Dalam hal demikian, mempelai laki-laki berkedudukan sebagai purusa. Tetapi, dalam perkawinan ‘nyeburin’ mempelai laki-laki yang ke luar dari keluarganya dan masuk ke keluarga mempelai perempuan. Dalam hal ini, mempelai perempuan yang berkedudukan sebagai purusa. Status purusan dan pradana dinamis, sedangkan status laki-laki dan perempuan bersifat permanen.
Bentuk perkawinan lain seperti perkawinan untuk memeroleh keturunan kapurusa di keluarga mempelai perempuan. Hal ini terjadi karena di keluarga tersebut tidak mempunyai anak laki-laki. Laki-laki yang ‘nyentana’ di keluarga perempuan berstatus sebagai pradana. Purusa dan pradana dalam kaitan dengan di mana upacara perkawinan dilangsungkan. Jika menempuh kawin ke luar, maka pihak yang meminang adalah mempelai laki-laki, dan upacara pengesahan perkawinannya dilakukan di tempat mempelai laki-laki yang berkedudukan sebagai purusa. Bila mereka ‘ngerorod’, maka mempelai perempuan mengikuti mempelai laki-laki, upacara pengesahan perkawinan dilakukan di tempat mempelai laki-laki yang berstatus sebagai purusa.
Refleksi purusa dan pradana sebagai laki-laki dan perempuan adalah sebuah kekhilafan kultural. Kekeliruan ini berimplikasi terhadap ketimpangan dan ketidakadilan terhadap perempuan. Imbasnya, laki-laki dianggap memiliki ‘kedudukan lebih’ dari pada perempuan. Dalam banyak interaksi sosial dan peristiwa tutur, ekomaskulin–ekofeminin tidak mewujud secara berkeadilan dan berkesetaraan.

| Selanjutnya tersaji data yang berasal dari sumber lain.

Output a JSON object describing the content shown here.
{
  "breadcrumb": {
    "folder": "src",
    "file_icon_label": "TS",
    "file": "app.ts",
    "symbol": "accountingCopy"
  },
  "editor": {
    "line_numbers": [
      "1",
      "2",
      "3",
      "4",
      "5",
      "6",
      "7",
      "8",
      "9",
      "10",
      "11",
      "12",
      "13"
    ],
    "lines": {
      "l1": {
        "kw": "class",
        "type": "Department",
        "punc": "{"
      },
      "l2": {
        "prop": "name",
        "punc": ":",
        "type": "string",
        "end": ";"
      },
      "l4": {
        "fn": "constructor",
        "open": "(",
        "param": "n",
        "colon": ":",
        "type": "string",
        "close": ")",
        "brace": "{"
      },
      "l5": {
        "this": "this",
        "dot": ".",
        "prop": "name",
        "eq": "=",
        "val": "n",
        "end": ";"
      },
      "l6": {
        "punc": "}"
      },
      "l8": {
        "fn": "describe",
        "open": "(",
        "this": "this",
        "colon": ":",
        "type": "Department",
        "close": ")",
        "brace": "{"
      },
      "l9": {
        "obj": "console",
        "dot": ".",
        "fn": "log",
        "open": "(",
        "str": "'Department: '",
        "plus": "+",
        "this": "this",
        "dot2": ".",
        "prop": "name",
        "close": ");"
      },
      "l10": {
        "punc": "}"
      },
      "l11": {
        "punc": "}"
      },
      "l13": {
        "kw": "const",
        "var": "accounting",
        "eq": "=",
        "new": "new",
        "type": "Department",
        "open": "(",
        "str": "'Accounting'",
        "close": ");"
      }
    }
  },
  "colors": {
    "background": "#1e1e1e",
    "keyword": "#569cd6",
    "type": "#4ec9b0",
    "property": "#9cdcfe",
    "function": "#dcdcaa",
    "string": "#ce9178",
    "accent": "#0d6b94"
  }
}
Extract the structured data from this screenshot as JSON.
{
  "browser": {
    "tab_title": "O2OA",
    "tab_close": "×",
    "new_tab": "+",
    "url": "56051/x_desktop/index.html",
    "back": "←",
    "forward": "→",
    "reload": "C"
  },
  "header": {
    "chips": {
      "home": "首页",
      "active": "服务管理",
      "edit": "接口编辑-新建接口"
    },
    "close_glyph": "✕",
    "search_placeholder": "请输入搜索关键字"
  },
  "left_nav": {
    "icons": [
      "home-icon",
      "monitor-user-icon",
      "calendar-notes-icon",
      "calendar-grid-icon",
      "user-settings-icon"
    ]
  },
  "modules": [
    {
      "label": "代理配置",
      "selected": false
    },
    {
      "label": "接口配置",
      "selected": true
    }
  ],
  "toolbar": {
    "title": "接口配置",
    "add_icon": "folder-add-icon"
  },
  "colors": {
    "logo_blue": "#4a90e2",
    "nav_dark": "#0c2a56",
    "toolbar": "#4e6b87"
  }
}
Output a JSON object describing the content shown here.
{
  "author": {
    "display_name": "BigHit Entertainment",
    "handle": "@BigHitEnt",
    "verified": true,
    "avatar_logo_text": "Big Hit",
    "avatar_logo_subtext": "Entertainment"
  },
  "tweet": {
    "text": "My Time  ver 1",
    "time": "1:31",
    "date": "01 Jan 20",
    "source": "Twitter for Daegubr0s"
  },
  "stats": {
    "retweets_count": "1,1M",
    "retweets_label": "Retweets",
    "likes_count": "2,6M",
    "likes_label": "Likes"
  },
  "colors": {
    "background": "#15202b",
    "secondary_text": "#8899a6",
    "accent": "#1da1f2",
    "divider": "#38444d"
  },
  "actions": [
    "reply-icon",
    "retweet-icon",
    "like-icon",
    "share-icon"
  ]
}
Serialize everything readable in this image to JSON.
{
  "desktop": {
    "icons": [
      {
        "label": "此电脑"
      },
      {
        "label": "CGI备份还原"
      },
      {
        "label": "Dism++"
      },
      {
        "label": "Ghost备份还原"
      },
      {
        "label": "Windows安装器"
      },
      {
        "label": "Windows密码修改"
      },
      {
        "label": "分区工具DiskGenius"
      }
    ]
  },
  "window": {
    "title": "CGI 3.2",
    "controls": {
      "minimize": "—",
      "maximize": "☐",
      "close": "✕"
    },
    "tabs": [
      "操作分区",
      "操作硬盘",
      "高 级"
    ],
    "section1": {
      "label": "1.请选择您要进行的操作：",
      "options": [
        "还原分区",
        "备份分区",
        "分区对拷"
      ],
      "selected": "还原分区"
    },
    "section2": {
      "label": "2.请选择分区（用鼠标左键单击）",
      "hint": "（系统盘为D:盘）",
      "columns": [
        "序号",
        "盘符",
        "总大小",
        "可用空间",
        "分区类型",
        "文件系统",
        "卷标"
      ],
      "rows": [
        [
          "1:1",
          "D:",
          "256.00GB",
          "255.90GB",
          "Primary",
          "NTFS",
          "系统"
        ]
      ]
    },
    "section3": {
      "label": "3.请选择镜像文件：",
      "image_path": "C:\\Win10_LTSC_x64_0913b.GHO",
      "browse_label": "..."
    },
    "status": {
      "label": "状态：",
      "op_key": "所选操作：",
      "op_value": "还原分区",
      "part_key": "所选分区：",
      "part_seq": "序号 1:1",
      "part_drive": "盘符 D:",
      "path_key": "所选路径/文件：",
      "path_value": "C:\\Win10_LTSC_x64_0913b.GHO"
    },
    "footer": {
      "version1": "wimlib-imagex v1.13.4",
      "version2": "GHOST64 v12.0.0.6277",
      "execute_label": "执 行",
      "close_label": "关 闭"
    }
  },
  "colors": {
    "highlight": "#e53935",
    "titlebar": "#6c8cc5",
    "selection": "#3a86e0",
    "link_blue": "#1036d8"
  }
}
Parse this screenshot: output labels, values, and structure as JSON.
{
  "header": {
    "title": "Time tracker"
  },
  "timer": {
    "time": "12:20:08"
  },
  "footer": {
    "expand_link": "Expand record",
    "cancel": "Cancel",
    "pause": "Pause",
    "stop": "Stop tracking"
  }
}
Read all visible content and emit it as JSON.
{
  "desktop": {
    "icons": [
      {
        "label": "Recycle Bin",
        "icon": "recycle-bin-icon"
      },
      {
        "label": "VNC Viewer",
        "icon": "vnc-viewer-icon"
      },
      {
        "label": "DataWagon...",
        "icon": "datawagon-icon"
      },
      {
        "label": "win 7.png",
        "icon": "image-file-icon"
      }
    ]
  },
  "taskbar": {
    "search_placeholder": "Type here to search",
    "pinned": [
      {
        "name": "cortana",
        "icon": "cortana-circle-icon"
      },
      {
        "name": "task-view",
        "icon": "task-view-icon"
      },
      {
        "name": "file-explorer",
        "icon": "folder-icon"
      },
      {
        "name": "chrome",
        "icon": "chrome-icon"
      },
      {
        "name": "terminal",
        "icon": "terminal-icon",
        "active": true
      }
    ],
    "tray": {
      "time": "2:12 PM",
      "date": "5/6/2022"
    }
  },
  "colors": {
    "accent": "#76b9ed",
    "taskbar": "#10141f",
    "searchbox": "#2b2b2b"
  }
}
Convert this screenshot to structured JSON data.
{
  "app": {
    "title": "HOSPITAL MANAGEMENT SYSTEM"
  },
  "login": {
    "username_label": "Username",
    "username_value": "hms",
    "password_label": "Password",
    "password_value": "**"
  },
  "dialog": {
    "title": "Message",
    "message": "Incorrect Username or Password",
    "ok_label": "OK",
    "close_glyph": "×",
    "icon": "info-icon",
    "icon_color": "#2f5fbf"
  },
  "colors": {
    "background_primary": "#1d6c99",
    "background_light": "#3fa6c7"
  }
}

Secara ideologis Hindu, perempuan dimuliakan dan diatribusi memiliki kekuatan sakti dan peran penting dalam penciptaan alam semesta. Namun secara empiris, perempuan amat empuk menjadi objek hegemoni patriakis. Fritjof Capra, fisikawan Amerika kelahiran Austria, ahli teori sistem dan ekologi serta direktur pendiri Center for Ecoliteracy di Berkeley, California, mengatakan peradaban barat melilit laki-laki dengan ide tentang peran apa yang boleh dan tidak dimainkan oleh perempuan. Singkatnya, perempuan dianggap lebih rendah dari pada laki-laki. Budaya patriarki yang dikonstruksi sebagai hukum alam dan diperkuat dengan doktrin agama telah mewujud menjadi ‘laki-laki lebih’ daripada perempuan.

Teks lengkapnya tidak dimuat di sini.